Por supuesto, habría sido una locura por mi parte acercarme a Britten en aquel momento y decirle: «Disculpe, señor, pero quería decirle que estoy absolutamente convencido de que algún día dirigiré su War Requiem en los Proms». Por entonces, ni siquiera imaginaba que algún día intentaría dedicarme a la dirección musical. Pero fue durante esos ensayos y grabaciones cuando nació mi fascinación por la dirección.

Aún recuerdo vívidamente cómo observaba a Britten mientras trabajaba para transformar los esfuerzos individuales de un gran grupo de personas en una sola voz. Tenía autoridad absoluta sobre todos los aspectos de la interpretación y, al haber creado la música, su convicción absoluta en todas las cuestiones relacionadas con la interpretación era evidente. Pero lo que más me cautivó fue su enfoque: persuadir, entretener, insistir e inspirar a todos para que tocaran y cantaran al unísono.

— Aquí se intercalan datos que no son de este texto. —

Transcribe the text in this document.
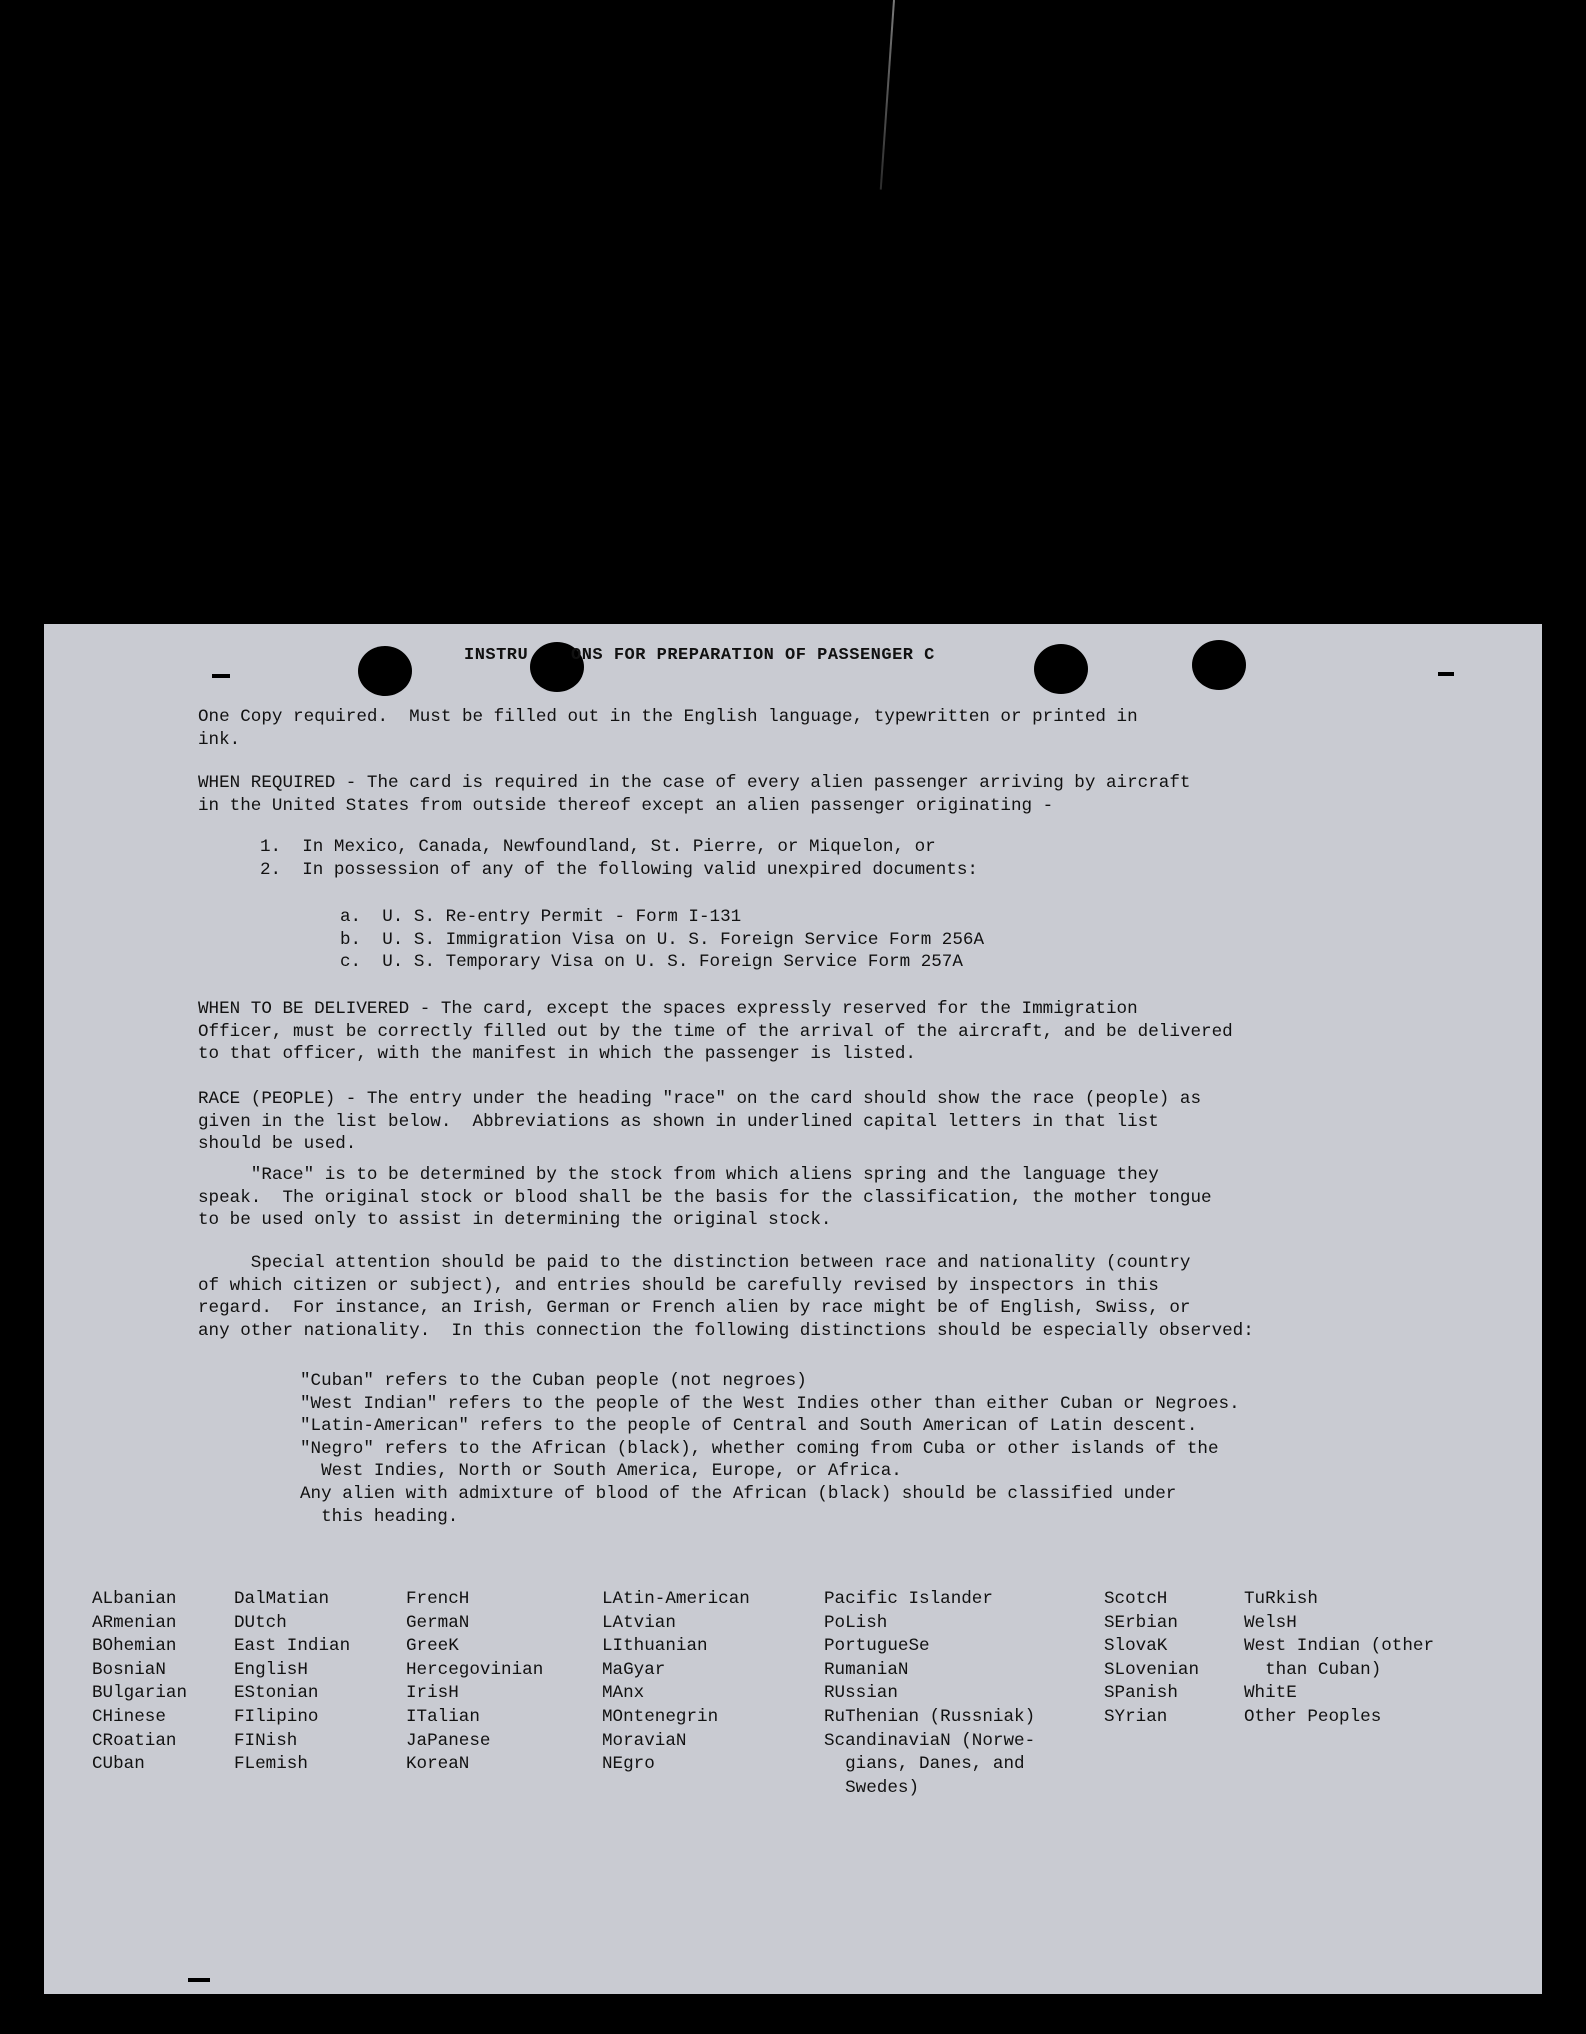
INSTRU    ONS FOR PREPARATION OF PASSENGER C

One Copy required.  Must be filled out in the English language, typewritten or printed in
ink.

WHEN REQUIRED - The card is required in the case of every alien passenger arriving by aircraft
in the United States from outside thereof except an alien passenger originating -

1.  In Mexico, Canada, Newfoundland, St. Pierre, or Miquelon, or
2.  In possession of any of the following valid unexpired documents:

a.  U. S. Re-entry Permit - Form I-131
b.  U. S. Immigration Visa on U. S. Foreign Service Form 256A
c.  U. S. Temporary Visa on U. S. Foreign Service Form 257A

WHEN TO BE DELIVERED - The card, except the spaces expressly reserved for the Immigration
Officer, must be correctly filled out by the time of the arrival of the aircraft, and be delivered
to that officer, with the manifest in which the passenger is listed.

RACE (PEOPLE) - The entry under the heading "race" on the card should show the race (people) as
given in the list below.  Abbreviations as shown in underlined capital letters in that list
should be used.

"Race" is to be determined by the stock from which aliens spring and the language they
speak.  The original stock or blood shall be the basis for the classification, the mother tongue
to be used only to assist in determining the original stock.

Special attention should be paid to the distinction between race and nationality (country
of which citizen or subject), and entries should be carefully revised by inspectors in this
regard.  For instance, an Irish, German or French alien by race might be of English, Swiss, or
any other nationality.  In this connection the following distinctions should be especially observed:

"Cuban" refers to the Cuban people (not negroes)
"West Indian" refers to the people of the West Indies other than either Cuban or Negroes.
"Latin-American" refers to the people of Central and South American of Latin descent.
"Negro" refers to the African (black), whether coming from Cuba or other islands of the
West Indies, North or South America, Europe, or Africa.
Any alien with admixture of blood of the African (black) should be classified under
this heading.

ALbanian
ARmenian
BOhemian
BosniaN
BUlgarian
CHinese
CRoatian
CUban
DalMatian
DUtch
East Indian
EnglisH
EStonian
FIlipino
FINish
FLemish
FrencH
GermaN
GreeK
Hercegovinian
IrisH
ITalian
JaPanese
KoreaN
LAtin-American
LAtvian
LIthuanian
MaGyar
MAnx
MOntenegrin
MoraviaN
NEgro
Pacific Islander
PoLish
PortugueSe
RumaniaN
RUssian
RuThenian (Russniak)
ScandinaviaN (Norwe-
gians, Danes, and
Swedes)
ScotcH
SErbian
SlovaK
SLovenian
SPanish
SYrian
TuRkish
WelsH
West Indian (other
than Cuban)
WhitE
Other Peoples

Desde que somos jóvenes músicos, tocamos bajo la batuta de muchos directores en circunstancias muy diversas. No hay dos iguales. Algunos de ellos permanecen en nuestra memoria para siempre. En mi caso, siempre fueron aquellos que dejaron una huella emocional indeleble en sus interpretaciones los que se quedaron conmigo. Fueron esas pocas interpretaciones extraordinariamente especiales en las que ocurría algo verdaderamente inspirador o espiritual.

Cuando pienso en las experiencias que me llevaron a dar el salto al podio en 1995, ninguna fue más significativa que los tres días que pasé impartiendo clases magistrales con Herbert von Karajan en la Juilliard School en 1976. Aunque su imagen pudiera ser la de un dictador en jefe, sentía un respeto extraordinario por las capacidades de los jóvenes músicos.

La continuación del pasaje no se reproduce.